Image Recognition and Machine Learning Insights

Introduction: On June 6, at the Tsinghua Artificial Intelligence Forum, Academician Zhang Bo warned us to calmly face the current “artificial intelligence fever”. Professor Wang Shengjin, Professor Zhang Changshui, Professor Zheng Fang, Microsoft’s Rui Yong, and Sogou’s Wang Xiaochuan each gave speeches. The brilliant talks by academic masters and industry guests sparked a wealth of insights about the past, present, and future of artificial intelligence.

This article is based on Professor Zhang Changshui of the Department of Automation at Tsinghua University‘s speech titled “Image Recognition and Machine Learning” at the “Tsinghua Artificial Intelligence” forum.

整理：李柯南

校对：郭芯芮

编辑：张梦

Image Recognition and Machine Learning Insights Image recognition is a core topic in the field of artificial intelligence. From a research perspective, machine learning is also a research direction under artificial intelligence. Therefore, this topic is likely to resonate more with everyone.

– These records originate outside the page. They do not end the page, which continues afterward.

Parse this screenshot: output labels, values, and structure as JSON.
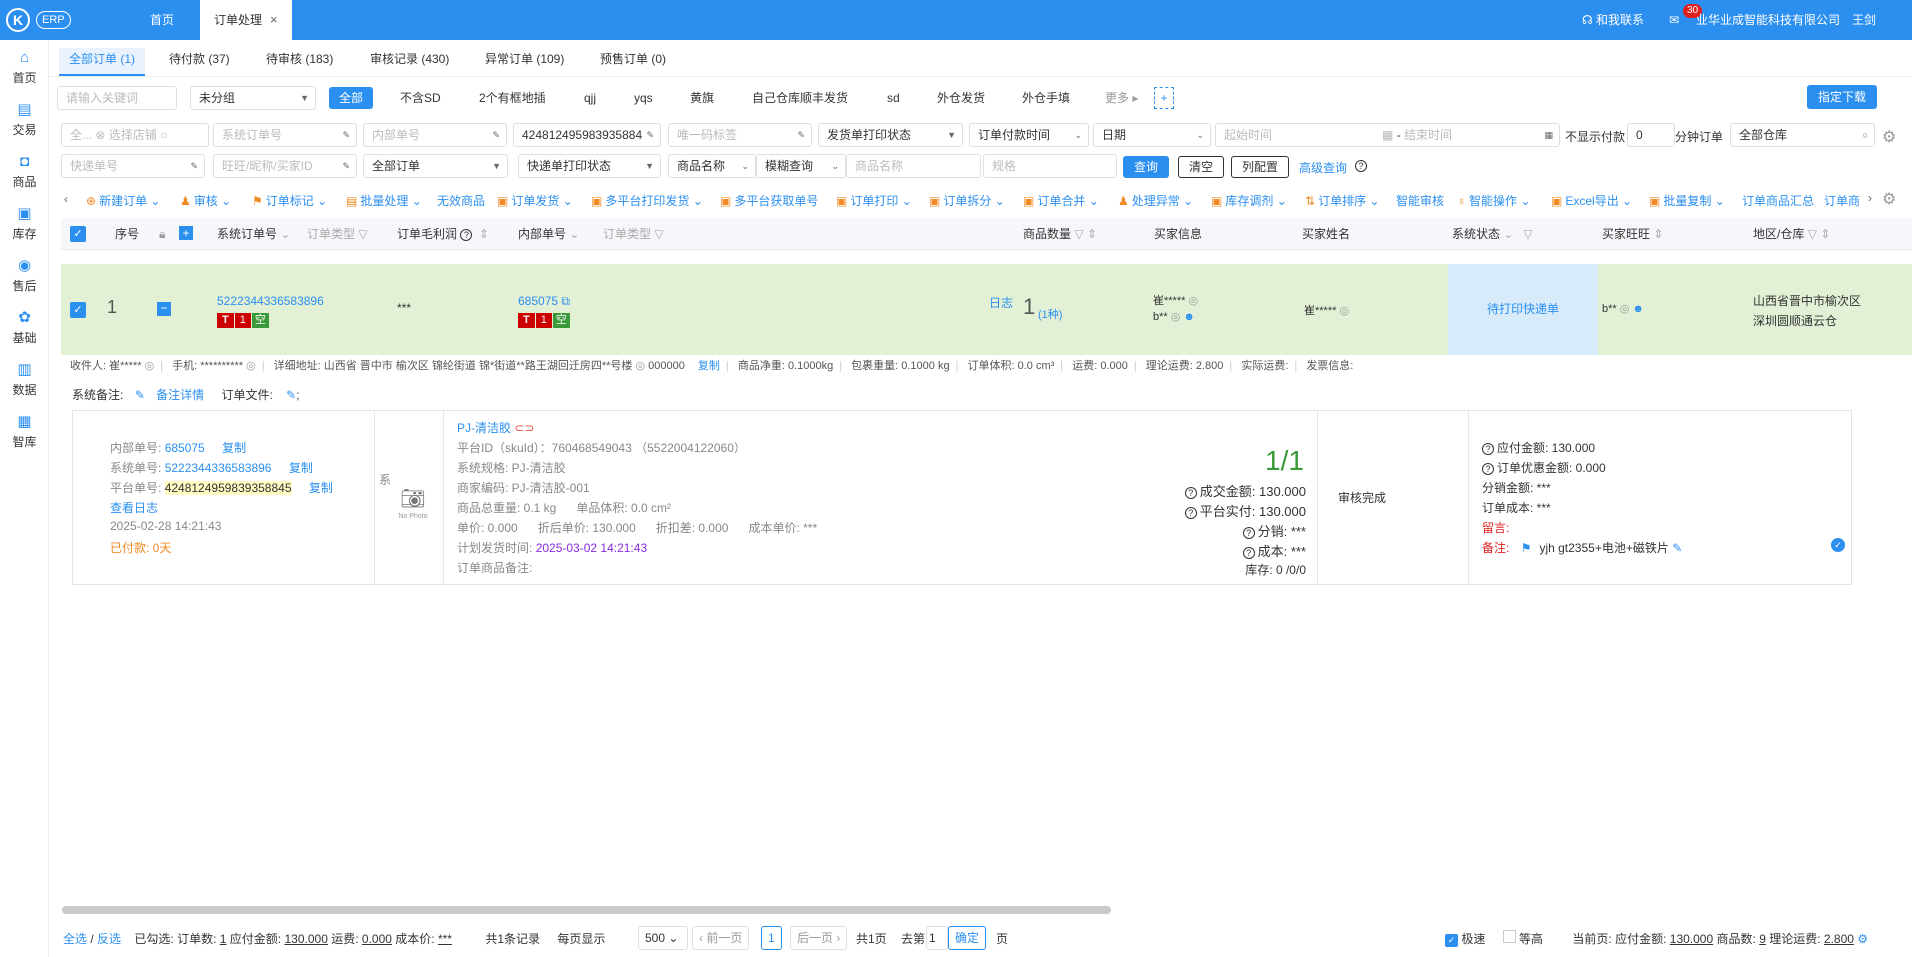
{
  "topbar": {
    "logo": "K",
    "erp": "ERP",
    "tabs": [
      {
        "label": "首页"
      },
      {
        "label": "订单处理"
      }
    ],
    "contact": "和我联系",
    "notifications": "30",
    "company": "业华业成智能科技有限公司",
    "user": "王剑"
  },
  "sidebar": [
    {
      "label": "首页",
      "icon": "home-icon"
    },
    {
      "label": "交易",
      "icon": "trade-icon"
    },
    {
      "label": "商品",
      "icon": "goods-icon"
    },
    {
      "label": "库存",
      "icon": "inventory-icon"
    },
    {
      "label": "售后",
      "icon": "after-sales-icon"
    },
    {
      "label": "基础",
      "icon": "settings-icon"
    },
    {
      "label": "数据",
      "icon": "chart-icon"
    },
    {
      "label": "智库",
      "icon": "library-icon"
    }
  ],
  "order_tabs": [
    "全部订单 (1)",
    "待付款 (37)",
    "待审核 (183)",
    "审核记录 (430)",
    "异常订单 (109)",
    "预售订单 (0)"
  ],
  "filter_row1": {
    "keyword_placeholder": "请输入关键词",
    "group": "未分组",
    "chips": [
      "全部",
      "不含SD",
      "2个有框地插",
      "qjj",
      "yqs",
      "黄旗",
      "自己仓库顺丰发货",
      "sd",
      "外仓发货",
      "外仓手填"
    ],
    "more": "更多",
    "add": "+",
    "download": "指定下载"
  },
  "filter_row2": {
    "shop": "全...",
    "shop_placeholder": "选择店铺",
    "sys_order_placeholder": "系统订单号",
    "inner_order_placeholder": "内部单号",
    "platform_order": "424812495983935884",
    "unique_code_placeholder": "唯一码标签",
    "print_status": "发货单打印状态",
    "pay_time": "订单付款时间",
    "date": "日期",
    "start_placeholder": "起始时间",
    "dash": "-",
    "end_placeholder": "结束时间",
    "hide_paid_label": "不显示付款",
    "hide_paid_value": "0",
    "split_label": "分钟订单",
    "warehouse": "全部仓库"
  },
  "filter_row3": {
    "express_placeholder": "快递单号",
    "buyer_placeholder": "旺旺/昵称/买家ID",
    "all_orders": "全部订单",
    "express_print": "快递单打印状态",
    "goods_name": "商品名称",
    "fuzzy": "模糊查询",
    "goods_name_placeholder": "商品名称",
    "spec_placeholder": "规格",
    "query": "查询",
    "clear": "清空",
    "columns": "列配置",
    "advanced": "高级查询"
  },
  "toolbar": [
    "新建订单",
    "审核",
    "订单标记",
    "批量处理",
    "无效商品",
    "订单发货",
    "多平台打印发货",
    "多平台获取单号",
    "订单打印",
    "订单拆分",
    "订单合并",
    "处理异常",
    "库存调剂",
    "订单排序",
    "智能审核",
    "智能操作",
    "Excel导出",
    "批量复制",
    "订单商品汇总",
    "订单商"
  ],
  "columns": {
    "seq": "序号",
    "sys_order": "系统订单号",
    "order_type": "订单类型",
    "margin": "订单毛利润",
    "inner_no": "内部单号",
    "order_type2": "订单类型",
    "qty": "商品数量",
    "buyer_info": "买家信息",
    "buyer_name": "买家姓名",
    "sys_status": "系统状态",
    "buyer_ww": "买家旺旺",
    "region": "地区/仓库"
  },
  "order": {
    "seq": "1",
    "sys_order": "5222344336583896",
    "tag_t": "T",
    "tag_1": "1",
    "tag_k": "空",
    "margin": "***",
    "inner_no": "685075",
    "log": "日志",
    "qty": "1",
    "qty_kinds": "(1种)",
    "buyer_info1": "崔*****",
    "buyer_info2": "b**",
    "buyer_name": "崔*****",
    "status": "待打印快递单",
    "buyer_ww": "b**",
    "region1": "山西省晋中市榆次区",
    "region2": "深圳圆顺通云仓"
  },
  "info_bar": {
    "receiver": "收件人: 崔*****",
    "phone": "手机: **********",
    "address": "详细地址: 山西省 晋中市 榆次区 锦纶街道 锦*街道**路王湖回迁房四**号楼",
    "zip": "000000",
    "copy": "复制",
    "net_weight": "商品净重: 0.1000kg",
    "pack_weight": "包裹重量: 0.1000 kg",
    "volume": "订单体积: 0.0 cm³",
    "freight": "运费: 0.000",
    "theory_freight": "理论运费: 2.800",
    "actual_freight": "实际运费:",
    "invoice": "发票信息:"
  },
  "remarks": {
    "sys_note": "系统备注:",
    "note_detail": "备注详情",
    "order_file": "订单文件:",
    "semi": ";"
  },
  "detail": {
    "inner_label": "内部单号:",
    "inner_value": "685075",
    "sys_label": "系统单号:",
    "sys_value": "5222344336583896",
    "plat_label": "平台单号:",
    "plat_value": "4248124959839358845",
    "copy": "复制",
    "view_log": "查看日志",
    "created": "2025-02-28 14:21:43",
    "paid": "已付款: 0天",
    "sys_side": "系",
    "no_photo": "No Photo",
    "product_name": "PJ-清洁胶",
    "platform_id": "平台ID（skuId）：760468549043 （5522004122060）",
    "sys_spec": "系统规格: PJ-清洁胶",
    "merchant_code": "商家编码: PJ-清洁胶-001",
    "total_weight": "商品总重量: 0.1 kg",
    "unit_volume": "单品体积: 0.0 cm²",
    "unit_price": "单价: 0.000",
    "discount_price": "折后单价: 130.000",
    "discount": "折扣差: 0.000",
    "cost_price": "成本单价: ***",
    "ship_label": "计划发货时间:",
    "ship_time": "2025-03-02 14:21:43",
    "goods_note": "订单商品备注:",
    "ratio": "1/1",
    "deal_amount": "成交金额: 130.000",
    "platform_paid": "平台实付: 130.000",
    "share": "分销: ***",
    "cost": "成本: ***",
    "stock": "库存: 0 /0/0",
    "audit_done": "审核完成",
    "payable": "应付金额: 130.000",
    "order_discount": "订单优惠金额: 0.000",
    "dist_amount": "分销金额: ***",
    "order_cost": "订单成本: ***",
    "leave_msg": "留言:",
    "note_label": "备注:",
    "note_value": "yjh gt2355+电池+磁铁片"
  },
  "footer": {
    "select_all": "全选",
    "slash": "/",
    "invert": "反选",
    "checked": "已勾选: 订单数:",
    "checked_count": "1",
    "payable_label": "应付金额:",
    "payable": "130.000",
    "freight_label": "运费:",
    "freight": "0.000",
    "cost_label": "成本价:",
    "cost": "***",
    "records": "共1条记录",
    "per_page_label": "每页显示",
    "per_page": "500",
    "prev": "前一页",
    "page": "1",
    "next": "后一页",
    "total_pages": "共1页",
    "goto_label": "去第",
    "goto_value": "1",
    "confirm": "确定",
    "page_unit": "页",
    "fast": "极速",
    "equal_height": "等高",
    "current": "当前页: 应付金额:",
    "current_payable": "130.000",
    "goods_count_label": "商品数:",
    "goods_count": "9",
    "theory_label": "理论运费:",
    "theory": "2.800"
  },
  "colors": {
    "primary": "#2b8ff0",
    "row": "#e2f1d6",
    "status": "#d7ebfb",
    "red": "#cc0000",
    "green": "#3a9a3a"
  }
}
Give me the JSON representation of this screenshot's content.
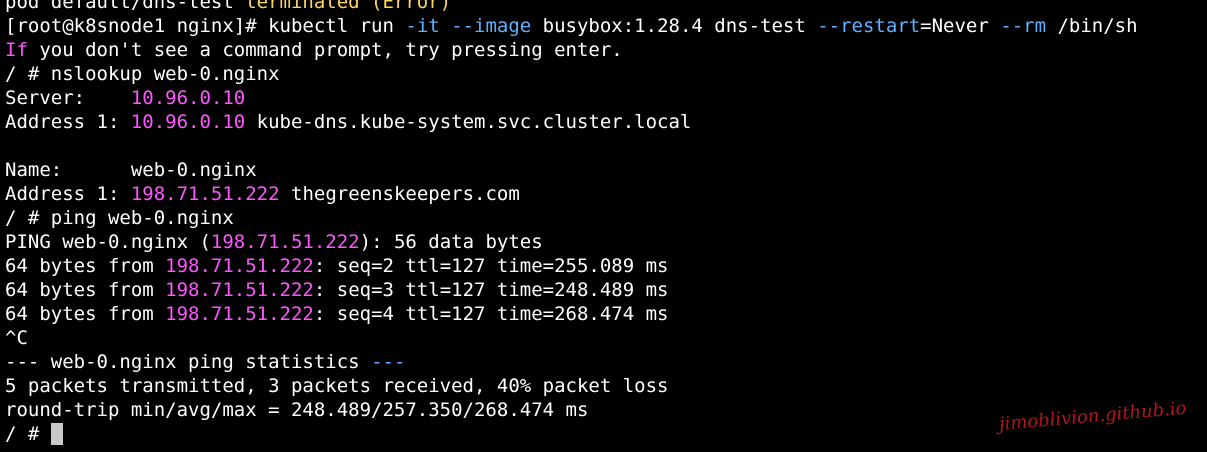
{
  "terminal": {
    "line0": {
      "text_a": "pod default/dns-test ",
      "text_b": "terminated",
      "text_c": " (Error)"
    },
    "line1": {
      "prompt": "[root@k8snode1 nginx]# kubectl run ",
      "flag_it": "-it",
      "flag_image": "--image",
      "arg_image": " busybox:1.28.4 dns-test ",
      "flag_restart": "--restart",
      "arg_restart": "=Never ",
      "flag_rm": "--rm",
      "arg_shell": " /bin/sh"
    },
    "line2": {
      "keyword": "If",
      "rest": " you don't see a command prompt, try pressing enter."
    },
    "line3": "/ # nslookup web-0.nginx",
    "line4": {
      "label": "Server:    ",
      "value": "10.96.0.10"
    },
    "line5": {
      "label": "Address 1: ",
      "value": "10.96.0.10",
      "suffix": " kube-dns.kube-system.svc.cluster.local"
    },
    "line6": "",
    "line7": {
      "label": "Name:      ",
      "value": "web-0.nginx"
    },
    "line8": {
      "label": "Address 1: ",
      "value": "198.71.51.222",
      "suffix": " thegreenskeepers.com"
    },
    "line9": "/ # ping web-0.nginx",
    "line10": {
      "prefix": "PING web-0.nginx (",
      "ip": "198.71.51.222",
      "suffix": "): 56 data bytes"
    },
    "ping_replies": [
      {
        "prefix": "64 bytes from ",
        "ip": "198.71.51.222",
        "suffix": ": seq=2 ttl=127 time=255.089 ms"
      },
      {
        "prefix": "64 bytes from ",
        "ip": "198.71.51.222",
        "suffix": ": seq=3 ttl=127 time=248.489 ms"
      },
      {
        "prefix": "64 bytes from ",
        "ip": "198.71.51.222",
        "suffix": ": seq=4 ttl=127 time=268.474 ms"
      }
    ],
    "line14": "^C",
    "line15": {
      "dash_start": "---",
      "text": " web-0.nginx ping statistics ",
      "dash_end": "---"
    },
    "line16": "5 packets transmitted, 3 packets received, 40% packet loss",
    "line17": "round-trip min/avg/max = 248.489/257.350/268.474 ms",
    "line18": "/ # "
  },
  "watermark": "jimoblivion.github.io",
  "colors": {
    "background": "#000000",
    "foreground": "#ffffff",
    "highlight_magenta": "#ff55ff",
    "flag_blue": "#5fb0ff",
    "watermark_red": "#b0181c"
  }
}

1. What is Image Recognition?

Image Recognition and Machine Learning Insights What is image recognition? Taking this image as an example, the first question is: Is there a streetlight in this image? In academic research, we call this question image detection. The second question is to locate the position of the streetlight, which is called localization. The third question is object classification and recognition, identifying this as a mountain, this as a tree, this as a sign, a building. We may also perform a scene classification for the entire image, determining what environment the photo was taken in. It could be an outdoor image, related to urban life, etc. Essentially, these are some possible research questions involved in image recognition.

2. What are the Applications of Image Recognition?

What are the potential uses of this research? For example, in self-driving cars: if a car has an auxiliary system equipped with a camera that can recognize all situations in this scene, including lane lines, traffic signs, obstacles, etc., it can make driving easier and more convenient.

Additionally, some cameras can find the location of a person’s face when a user presses the shutter halfway, focusing the lens on the face to make the image clearer.

Moreover, our computers often have thousands of photos; how can we organize them so that users can quickly find a specific photo? If there is such an image recognition system, I might tell the computer that I want to find a photo with two people, taken at the Summer Palace.

3. What are the Difficulties in Image Recognition?

Image recognition has many challenges. The first difficulty is the significant variation in viewpoints. When we take photos of the same object, the appearance of the images is different due to different viewpoints. Therefore, looking at the same object from different angles can yield very different appearances. However, two different objects may appear very similar, which poses a challenge for image recognition.

The second challenge is the scale issue. Objects appear larger when closer and smaller when farther away; this presents certain difficulties in image recognition.

The variation in lighting and shadows has always been a significant concern in computer vision. The change in lighting is the third difficulty of image recognition. The same person can appear very different under different lighting conditions.

The fourth challenge is the complexity of backgrounds. In a complex background, it is very difficult to find a person with a cane or someone wearing a hat.

The fifth challenge is occlusion. Occlusion is a significant concern in computer vision. For example, in a crowded image, we might recognize that this is likely a girl: she has brown hair and is wearing a short-sleeved shirt. Humans have a strong ability to recognize gender in such cases, but computers cannot do this yet.

The sixth challenge is deformation. Non-rigid bodies undergo deformation during motion. The same horse can appear very different under different conditions.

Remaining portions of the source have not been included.